Hablamos de Marx y la propiedad privada: “El primer canalla fue aquel que valló un terreno y dijo: “todo esto es mío”. Y volvemos de nuevo a la economía. Pero esta vez, hablamos en positivo. Hablamos del emprendimiento social. Le cuento que la Economía Social y Solidaria en España es una realidad que cada vez emplea a más gente. Abre la boca sorprendido al saber que son cientos de cooperativas las que están funcionando con criterios sociales y ambientales.

Le regalo un billete de dos Boniatos de la I Feria de Economía Social y Solidaria de Madrid: “Veo que ya sois mayorcitos... con moneda propia y todo”. Nos echamos unas risas, él en su mecedora y yo en una cómoda silla. Es la primera vez que hablo cara a cara con Antonio Lucena y enseguida se ha creado un ambiente agradable y cálido.

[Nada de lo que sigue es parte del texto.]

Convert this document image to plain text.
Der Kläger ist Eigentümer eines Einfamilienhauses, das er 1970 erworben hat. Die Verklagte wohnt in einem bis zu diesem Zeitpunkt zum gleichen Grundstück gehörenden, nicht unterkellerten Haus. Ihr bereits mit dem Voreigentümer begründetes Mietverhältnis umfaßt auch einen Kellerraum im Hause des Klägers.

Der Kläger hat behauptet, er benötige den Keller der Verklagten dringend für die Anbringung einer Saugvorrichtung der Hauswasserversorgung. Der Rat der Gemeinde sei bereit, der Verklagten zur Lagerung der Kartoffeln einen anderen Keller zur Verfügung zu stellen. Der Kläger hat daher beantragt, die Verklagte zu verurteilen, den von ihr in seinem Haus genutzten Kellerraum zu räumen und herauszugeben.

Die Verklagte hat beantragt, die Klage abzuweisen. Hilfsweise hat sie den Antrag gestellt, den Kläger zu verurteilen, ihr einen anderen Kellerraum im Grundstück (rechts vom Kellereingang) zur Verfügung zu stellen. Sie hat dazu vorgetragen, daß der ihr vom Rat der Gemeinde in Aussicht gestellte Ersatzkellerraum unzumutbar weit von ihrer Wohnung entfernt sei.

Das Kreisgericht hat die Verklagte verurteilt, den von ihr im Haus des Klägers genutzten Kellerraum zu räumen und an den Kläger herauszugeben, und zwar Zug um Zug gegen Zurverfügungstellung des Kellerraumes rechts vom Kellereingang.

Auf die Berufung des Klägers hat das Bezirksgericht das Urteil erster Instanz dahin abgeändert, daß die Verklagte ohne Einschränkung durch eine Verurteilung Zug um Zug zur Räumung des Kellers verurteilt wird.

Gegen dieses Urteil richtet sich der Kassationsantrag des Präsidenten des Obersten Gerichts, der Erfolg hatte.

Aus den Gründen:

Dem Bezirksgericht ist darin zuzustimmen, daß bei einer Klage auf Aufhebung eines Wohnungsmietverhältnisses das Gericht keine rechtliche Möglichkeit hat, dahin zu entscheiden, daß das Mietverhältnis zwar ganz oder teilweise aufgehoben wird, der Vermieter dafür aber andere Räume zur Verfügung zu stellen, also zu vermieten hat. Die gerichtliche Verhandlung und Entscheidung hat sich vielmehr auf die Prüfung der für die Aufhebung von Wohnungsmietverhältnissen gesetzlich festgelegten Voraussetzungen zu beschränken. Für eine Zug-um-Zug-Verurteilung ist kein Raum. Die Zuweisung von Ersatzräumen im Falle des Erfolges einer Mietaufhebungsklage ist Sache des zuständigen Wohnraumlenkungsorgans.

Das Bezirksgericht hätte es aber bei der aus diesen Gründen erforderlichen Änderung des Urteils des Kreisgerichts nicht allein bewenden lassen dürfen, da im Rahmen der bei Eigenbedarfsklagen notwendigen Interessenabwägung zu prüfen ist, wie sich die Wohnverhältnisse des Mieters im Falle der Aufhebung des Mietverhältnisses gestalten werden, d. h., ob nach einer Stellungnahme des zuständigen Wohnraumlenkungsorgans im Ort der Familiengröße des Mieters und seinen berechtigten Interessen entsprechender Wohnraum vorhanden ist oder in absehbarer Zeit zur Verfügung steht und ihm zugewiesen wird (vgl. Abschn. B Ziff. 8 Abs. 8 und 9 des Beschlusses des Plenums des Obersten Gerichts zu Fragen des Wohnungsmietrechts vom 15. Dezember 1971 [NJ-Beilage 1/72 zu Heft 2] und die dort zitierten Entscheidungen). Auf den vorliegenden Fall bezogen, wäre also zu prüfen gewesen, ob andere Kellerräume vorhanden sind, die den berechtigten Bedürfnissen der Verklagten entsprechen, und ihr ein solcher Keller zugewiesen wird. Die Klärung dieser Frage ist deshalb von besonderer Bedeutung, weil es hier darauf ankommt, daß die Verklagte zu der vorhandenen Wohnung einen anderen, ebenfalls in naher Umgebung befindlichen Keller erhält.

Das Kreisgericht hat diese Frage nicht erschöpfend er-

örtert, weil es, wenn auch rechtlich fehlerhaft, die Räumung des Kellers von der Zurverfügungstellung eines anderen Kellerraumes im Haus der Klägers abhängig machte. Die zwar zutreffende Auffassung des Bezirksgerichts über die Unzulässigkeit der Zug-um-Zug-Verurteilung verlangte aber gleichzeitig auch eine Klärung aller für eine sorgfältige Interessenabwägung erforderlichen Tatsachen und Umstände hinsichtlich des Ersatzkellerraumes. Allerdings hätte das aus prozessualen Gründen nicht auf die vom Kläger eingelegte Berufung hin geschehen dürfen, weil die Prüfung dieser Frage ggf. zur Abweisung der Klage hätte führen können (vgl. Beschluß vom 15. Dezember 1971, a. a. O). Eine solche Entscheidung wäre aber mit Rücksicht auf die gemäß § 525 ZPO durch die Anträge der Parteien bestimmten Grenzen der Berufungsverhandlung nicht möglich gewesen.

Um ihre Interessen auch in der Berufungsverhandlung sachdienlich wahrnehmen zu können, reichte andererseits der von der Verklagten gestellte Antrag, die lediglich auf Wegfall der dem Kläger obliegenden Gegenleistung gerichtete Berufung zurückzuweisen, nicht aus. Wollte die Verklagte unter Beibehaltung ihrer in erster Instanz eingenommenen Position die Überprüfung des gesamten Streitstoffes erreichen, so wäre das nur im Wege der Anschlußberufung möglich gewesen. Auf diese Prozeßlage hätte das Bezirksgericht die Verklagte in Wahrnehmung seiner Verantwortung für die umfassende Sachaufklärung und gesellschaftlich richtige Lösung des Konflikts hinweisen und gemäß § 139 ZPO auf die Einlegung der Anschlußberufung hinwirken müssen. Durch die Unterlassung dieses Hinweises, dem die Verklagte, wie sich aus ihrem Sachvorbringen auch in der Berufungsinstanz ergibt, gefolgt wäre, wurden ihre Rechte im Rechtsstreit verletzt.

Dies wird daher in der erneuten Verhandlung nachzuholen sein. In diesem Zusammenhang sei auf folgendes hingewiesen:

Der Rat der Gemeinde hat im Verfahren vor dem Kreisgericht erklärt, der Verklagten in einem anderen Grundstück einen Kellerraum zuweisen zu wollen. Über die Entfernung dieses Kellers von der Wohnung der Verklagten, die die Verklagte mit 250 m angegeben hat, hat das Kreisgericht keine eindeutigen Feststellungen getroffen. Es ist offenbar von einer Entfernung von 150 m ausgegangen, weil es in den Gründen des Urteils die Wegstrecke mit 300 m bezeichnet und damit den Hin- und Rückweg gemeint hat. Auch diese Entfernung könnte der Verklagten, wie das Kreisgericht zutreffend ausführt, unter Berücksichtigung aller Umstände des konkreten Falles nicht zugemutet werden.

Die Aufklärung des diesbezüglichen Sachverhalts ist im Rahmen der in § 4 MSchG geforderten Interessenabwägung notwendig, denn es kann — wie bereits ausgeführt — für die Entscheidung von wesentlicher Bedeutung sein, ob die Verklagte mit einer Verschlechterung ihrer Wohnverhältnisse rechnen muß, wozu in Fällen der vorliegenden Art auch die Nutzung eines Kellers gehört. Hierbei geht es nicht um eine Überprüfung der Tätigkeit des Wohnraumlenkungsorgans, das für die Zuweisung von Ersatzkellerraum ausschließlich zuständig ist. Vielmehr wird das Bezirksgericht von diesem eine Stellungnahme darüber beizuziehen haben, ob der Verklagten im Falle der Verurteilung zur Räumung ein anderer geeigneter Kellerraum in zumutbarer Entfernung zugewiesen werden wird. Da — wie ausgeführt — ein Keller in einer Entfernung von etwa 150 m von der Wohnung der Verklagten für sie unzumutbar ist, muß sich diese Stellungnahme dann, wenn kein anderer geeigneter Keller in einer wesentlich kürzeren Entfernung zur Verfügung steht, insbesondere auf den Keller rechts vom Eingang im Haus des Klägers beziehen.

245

Reflexiona: “Estamos consumiendo el mundo. Esta economía capitalista impone una medida negativa tras otra que solo sirven para destruir el planeta y las personas que vivimos en él. ¿Qué queremos que sea el mundo? ¿Qué debe ser? Yo solo sé que la solución no pasa por el consumismo, de ninguna manera”.

¿Cómo te gustaría que fuera el mundo?

“Un mundo mucho menos consumista, es decir, más austero en el consumo. Un mundo más colectivo, más cooperativo y más rico en valores”.

Su mujer Lola ha encontrado todos los libros que ha escrito Antonio. Los ponemos encima de la mesa: Los residuos sólidos, Transgenia y alimentación, El agua: un bien escaso. Llegan su hijo y su nieta. Lola me enseña el jardín trasero donde jugaba ella y ahora juegan sus nietos y cuenta con tristeza que hace poco talaron varios grandes árboles que eran como de la familia.

Nos despedimos con un abrazo. Antonio me dice: “Hoy he hecho algo que pensaba que no iba a ser capaz... no en estas condiciones... no tengo dolor, pero estoy molestísimo y me alegro de haber podido hacer frente a esta entrevista”.